Anne Ellis, MD: Bettering Anaphylaxis Follow-Up

NOVEMBER 09, 2019
Kevin Kunzmann
New findings reported this year showed the rate of anaphylaxes in US emergency settings have fallen in the last 10 years. But issues still persist in patient follow-up and outpatient response for cases that occur.

In an interview with MD Magazine® while at the American College of Allergy, Asthma & Immunology (ACAAI) 2019 Scientific Meeting in Houston, Anne Ellis, MD, professor and chair of the Division of Allergy & Immunology at Queen’s University, described what these findings mean for emergent allergy treatment response, and explained the role of an allergist in the first post-anaphylaxis follow-up.



MD Mag: What was discussed in your ACAAI session regarding anaphylaxis?

Ellis: I moderated 2 things today related to anaphylaxis. One was a session focusing on idiopathic anaphylaxis and people who have recurrent episodes of anaphylaxis for no good reason, and trying to distinguish when those patients truly have what we would actually call idiopathic—as in, we can't find a root cause—versus those patients who may have an underlying problem with their mast cells. That was the morning session.

Then, later in the morning, I focused on a literature review of the top 10 articles on anaphylaxis in the past year. The really common and emerging themes were that anaphylaxis in the emergency department has improved in the last decade, but still has gaps in terms of referring to allergists after an episode of anaphylaxis, prescribing people an epinephrine auto-injector upon discharge, and just making sure risk factors have been mitigated to their best potential.

MD Mag: Why is outpatient referral and follow-up worsened in anaphylaxis patients?

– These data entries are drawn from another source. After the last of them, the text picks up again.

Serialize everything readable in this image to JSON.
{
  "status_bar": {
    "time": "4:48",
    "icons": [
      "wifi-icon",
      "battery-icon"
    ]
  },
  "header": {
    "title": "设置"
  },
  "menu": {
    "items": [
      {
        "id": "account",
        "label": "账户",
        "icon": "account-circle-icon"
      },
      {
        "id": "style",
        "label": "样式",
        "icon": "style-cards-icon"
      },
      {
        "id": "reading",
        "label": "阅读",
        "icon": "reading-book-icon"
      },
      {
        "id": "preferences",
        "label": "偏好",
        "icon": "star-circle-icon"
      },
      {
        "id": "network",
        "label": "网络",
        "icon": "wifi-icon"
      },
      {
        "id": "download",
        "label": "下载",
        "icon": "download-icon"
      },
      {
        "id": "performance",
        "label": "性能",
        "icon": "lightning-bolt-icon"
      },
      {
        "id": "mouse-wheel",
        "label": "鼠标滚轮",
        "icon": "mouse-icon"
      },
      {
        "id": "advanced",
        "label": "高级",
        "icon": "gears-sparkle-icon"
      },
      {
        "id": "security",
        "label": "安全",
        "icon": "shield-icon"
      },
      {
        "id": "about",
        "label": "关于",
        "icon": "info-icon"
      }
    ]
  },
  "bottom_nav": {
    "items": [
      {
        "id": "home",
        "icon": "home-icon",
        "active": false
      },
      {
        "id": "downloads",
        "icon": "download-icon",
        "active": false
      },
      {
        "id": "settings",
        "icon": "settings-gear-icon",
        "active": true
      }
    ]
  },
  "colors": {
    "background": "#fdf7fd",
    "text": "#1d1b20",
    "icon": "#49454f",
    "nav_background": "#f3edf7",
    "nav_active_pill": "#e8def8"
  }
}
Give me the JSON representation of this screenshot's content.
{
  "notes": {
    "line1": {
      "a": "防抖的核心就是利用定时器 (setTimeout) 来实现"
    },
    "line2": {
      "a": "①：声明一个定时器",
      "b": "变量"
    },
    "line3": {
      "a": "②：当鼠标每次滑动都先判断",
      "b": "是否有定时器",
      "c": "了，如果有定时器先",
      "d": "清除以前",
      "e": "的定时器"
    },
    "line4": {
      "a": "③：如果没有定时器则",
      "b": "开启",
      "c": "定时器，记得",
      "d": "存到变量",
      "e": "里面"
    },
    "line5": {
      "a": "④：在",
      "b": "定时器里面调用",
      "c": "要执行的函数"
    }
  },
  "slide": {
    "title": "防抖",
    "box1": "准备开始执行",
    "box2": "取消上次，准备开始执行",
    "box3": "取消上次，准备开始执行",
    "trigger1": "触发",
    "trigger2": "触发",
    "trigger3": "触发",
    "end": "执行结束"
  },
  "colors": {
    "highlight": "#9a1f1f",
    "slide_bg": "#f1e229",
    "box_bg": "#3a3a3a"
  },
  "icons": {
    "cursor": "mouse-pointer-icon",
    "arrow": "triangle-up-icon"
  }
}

Ellis: It's really hard to ascertain why is it that certain centers in the United States have that same referral pathway to see an allergist after they've had an episode of anaphylaxis, compared to other centers that have been identified and clearly have good associations between the emergency department and the local allergists.

I think it's really just getting the awareness out for anybody who's in primary care, who's working in ED, to make sure if you are managing somebody with acute anaphylaxis, that the follow-up is almost as important as what you've done to stabilize them and make them safe while they're in the emergency department.

MD Mag: What should allergists be doing in initial follow-up with anaphylaxis patients?

Ellis: It behooves us as allergists to do a proper work-up—to figure out if we can identify an obvious culprit trigger for the episode. If not, and it appears there doesn't really seem to be a good explanation, we now have a good understanding of mast cell disorders, and we can look at things like a serum tryptase level. We can check for genetic mutations that identify these people as possibly having a problem with their mast cells that make them predisposed to have recurrent reactions.

So there's lots of tools in our toolbox we can use to evaluate patients who have had an episode of anaphylaxis, to either identify the trigger, to reduce the risk of future reactions, and we can better manage their comorbidities that put them at risk of recurrent episodes as well.

We can manage their asthma, we can manage their atopic dermatitis, we can make sure they are clearly aware of their food triggers, and how to properly read labels to minimize their chances of an unexplained or unexpected reaction.